Background: With the increasing volume of cardiovascular surgeries and the adoption of new methodologies as a bridge to cardiac transplantation, the formation of postoperative intrapericardial adhesions limits future surgical procedures, causes serious complications, and increases medical costs. Currently, no technology specifically designed to prevent intrapericardial adhesions exists.

Methods: Rheological analysis of hydrogel compositions was performed by an AR-G2 rheometer. The injection force was quantified by a mechanical tester. The 1H-Nuclear Magnetic Resonance (NMR) analysis was tested to confirm the hydrogel components. The cytotoxicity and cell-material interaction of hydrogel compositions were evaluated with NIH 3T3 fibroblasts and mouse brain endothelial cells. Rabbit intrapericardial adhesions model was used to test the therapeutic efficacy of the hydrogel formulations in vivo.

Results: Mechanical characterization and hydrogel response to shear, strain, and recovery confirmed its shear-thinning and self-healing properties. This behavior allowed its facile injection and subsequent mechanical recovery. Dexamethasone hydrogel encapsulation and controlled release for 5 days was achieved. In vitro, biocompatibility and limited fibroblast adhesion to the hydrogel surface was observed, and its anti-inflammatory properties were confirmed. In vivo, after one week of administration to a rabbit model of intrapericardial injury, the hydrogel showed superior efficacy compared to a commercial adhesion barrier, as histological and immunohistochemical examination revealed reduced adhesion formation and minimal immune response. The echocardiographic assessment showed normal cardiac function after hydrogel administration.
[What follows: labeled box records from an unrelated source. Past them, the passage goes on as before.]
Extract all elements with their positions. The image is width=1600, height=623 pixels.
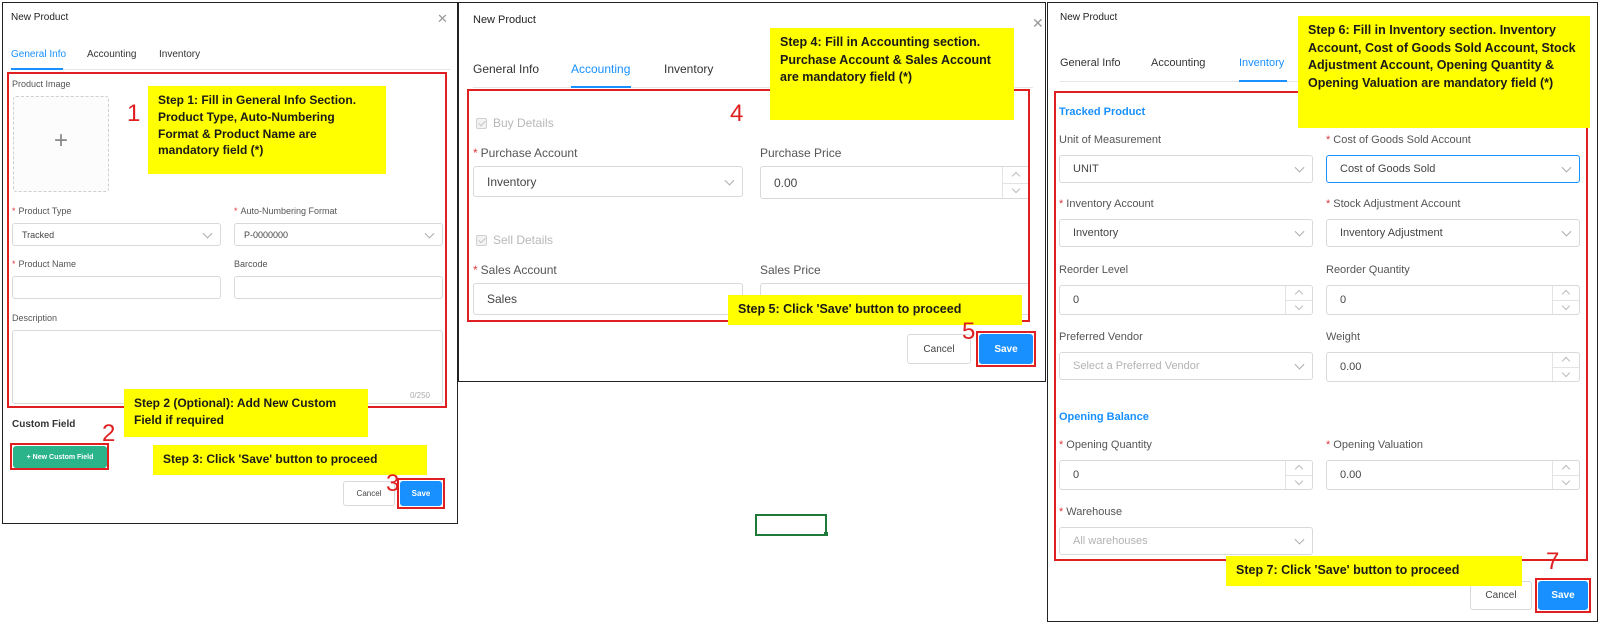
close-icon[interactable]: ✕ — [1032, 15, 1044, 32]
tab-general-info[interactable]: General Info — [473, 62, 539, 76]
step4-highlight — [467, 89, 1030, 322]
step4-note: Step 4: Fill in Accounting section. Purc… — [770, 28, 1014, 120]
step5-note: Step 5: Click 'Save' button to proceed — [728, 295, 1022, 325]
cell-fill-handle[interactable] — [824, 532, 828, 536]
step1-number: 1 — [127, 100, 141, 127]
tab-active-indicator — [571, 86, 631, 88]
tab-inventory[interactable]: Inventory — [664, 62, 713, 76]
step2-number: 2 — [102, 420, 116, 447]
step7-number: 7 — [1546, 548, 1560, 575]
dialog-title: New Product — [473, 14, 536, 26]
custom-field-label: Custom Field — [12, 419, 76, 430]
step1-note: Step 1: Fill in General Info Section. Pr… — [148, 86, 386, 174]
selected-cell[interactable] — [755, 514, 827, 536]
tab-inventory[interactable]: Inventory — [159, 49, 200, 60]
dialog-title: New Product — [11, 12, 69, 23]
step6-highlight — [1054, 91, 1588, 561]
step7-note: Step 7: Click 'Save' button to proceed — [1226, 556, 1522, 586]
step3-number: 3 — [386, 470, 400, 497]
close-icon[interactable]: ✕ — [437, 11, 448, 27]
step7-highlight — [1535, 578, 1591, 613]
tab-divider — [11, 69, 451, 70]
tab-accounting[interactable]: Accounting — [571, 62, 630, 76]
tab-active-indicator — [11, 68, 63, 70]
dialog-title: New Product — [1060, 12, 1118, 23]
tab-inventory[interactable]: Inventory — [1239, 57, 1284, 69]
tab-accounting[interactable]: Accounting — [87, 49, 136, 60]
step5-number: 5 — [962, 318, 976, 345]
step3-highlight — [397, 478, 445, 509]
step4-number: 4 — [730, 100, 744, 127]
step6-note: Step 6: Fill in Inventory section. Inven… — [1298, 16, 1590, 128]
step2-highlight — [10, 443, 109, 470]
tab-general-info[interactable]: General Info — [11, 49, 66, 60]
step5-highlight — [976, 331, 1036, 367]
tab-active-indicator — [1239, 80, 1287, 82]
tab-accounting[interactable]: Accounting — [1151, 57, 1205, 69]
step2-note: Step 2 (Optional): Add New Custom Field … — [124, 389, 368, 437]
tab-general-info[interactable]: General Info — [1060, 57, 1121, 69]
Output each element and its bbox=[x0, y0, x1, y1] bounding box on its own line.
Conclusion: We present a novel nanostructured hydrogel system with unique mechanical and biological properties that act synergistically to prevent cellular infiltration while providing local immunomodulation to protect the intrapericardial space after surgical intervention. This technology significantly reduces adhesion formation, resulting in a promising approach that could improve surgical cardiovascular outcomes.